Il résulte de l’instruction, et notamment de l’attestation et du justificatif d’hébergement produits par M. A…, que ce dernier réside à Paris, comme le mentionne par ailleurs la confirmation de dépôt d’une demande de renouvellement de titre de séjour qui lui a été remise le 19 août 2025. Dès lors, contrairement à ce qui est soutenu en défense, le préfet de police est territorialement compétent pour se prononcer sur le droit au séjour de M. A….
Sur la demande en référé :
Aux termes de l’article L. 521-3 du code de justice administrative : « En cas d’urgence et sur simple requête qui sera recevable même en l’absence de décision administrative préalable, le juge des référés peut ordonner toutes autres mesures utiles sans faire obstacle à l’exécution d’aucune décision administrative ».
Saisi sur le fondement de l’article L. 521-3 d’une demande qui n’est pas manifestement insusceptible de se rattacher à un litige relevant de la compétence du juge administratif, le juge des référés peut prescrire, à des fins conservatoires ou à titre provisoire, toutes mesures que l’urgence justifie, notamment sous forme d’injonctions adressées à l’administration, à la condition que ces mesures soient utiles et ne se heurtent à aucune contestation sérieuse. En raison du caractère subsidiaire du référé régi par l’article L. 521-3, le juge saisi sur ce fondement ne peut prescrire les mesures qui lui sont demandées lorsque leurs effets pourraient être obtenus par les procédures de référé régies par les articles L. 521-1 et L 521-2. Enfin, il ne saurait faire obstacle à l’exécution d’une décision administrative, même celle refusant la mesure demandée, à moins qu’il ne s’agisse de prévenir un péril grave.

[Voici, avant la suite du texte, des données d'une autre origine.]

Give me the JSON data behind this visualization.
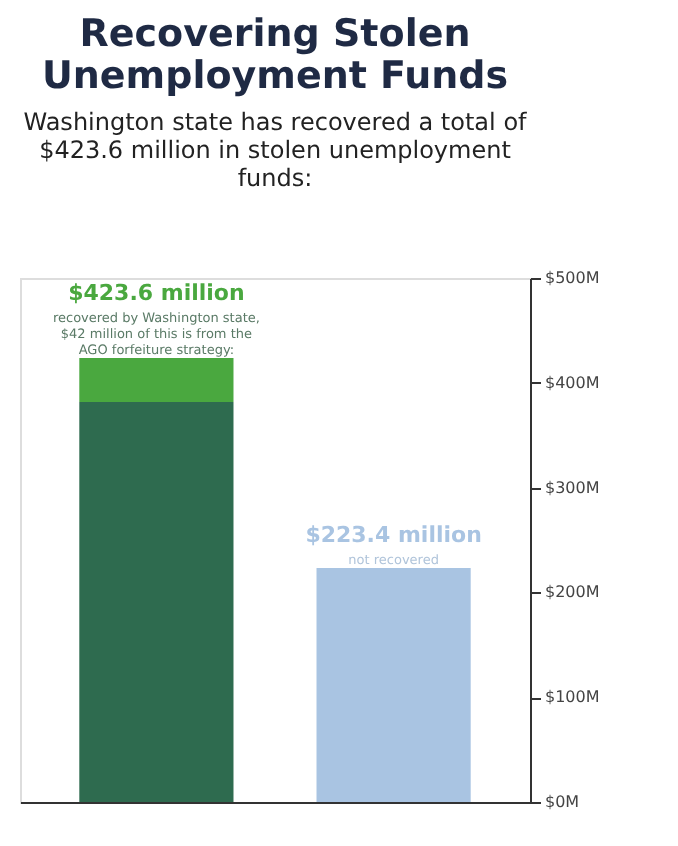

Aux termes de l’article R. 432-1 du code de l’entrée et du séjour des étrangers et du droit d’asile : « Le silence gardé par l’autorité administrative sur les demandes de titres de séjour vaut décision implicite de rejet. ». Aux termes de l’article R. 432-2 du même code : « La décision implicite de rejet mentionnée à l’article R. 432-1 naît au terme d’un délai de quatre mois (…) ».
Il résulte de l’instruction que M. A… a sollicité le renouvellement de son titre de séjour le 19 août 2025 et a été muni d’une attestation de dépôt. En application des dispositions des articles R. 432-1 et R. 432-2 du code de l’entrée et du séjour des étrangers et du droit d’asile, le silence gardé par le préfet de police sur cette demande à l’issue du délai de quatre mois a fait naître une décision de rejet. Alors que M. A… ne justifie pas de l’existence d’un péril grave qu’il serait nécessaire de prévenir, cette décision implicite fait obstacle à ce que la juge des référés, saisie sur le fondement de l’article L. 521-3 du code de justice administrative, ordonne au préfet territorialement compétent de lui délivrer un document provisoire de séjour l’autorisant à travailler et prolongeant les droits attachés à son précédent titre de séjour, de renouveler ce document jusqu’à délivrance d’un nouveau titre de séjour, et, en tout état de cause, de lui délivrer un certificat de résidence algérien.
Il résulte de ce qui précède que la requête de M. A… ne peut qu’être rejetée en toutes ses conclusions, y compris celles relatives aux frais d’instance.
O R D O N N E :
Article 1er : La requête de M. A… est rejetée.
Article 2 : La présente ordonnance sera notifiée à M. B… A… et au ministre de l’intérieur.
Copie en sera adressée au préfet de police.
Fait à Paris, le 13 avril 2026.
La juge des référés,
Signé
M. C…
La République mande et ordonne au ministre de l’intérieur en ce qui le concerne ou à tous commissaires de justice à ce requis en ce qui concerne les voies de droit commun contre les parties privées, de pourvoir à l’exécution de la présente décision.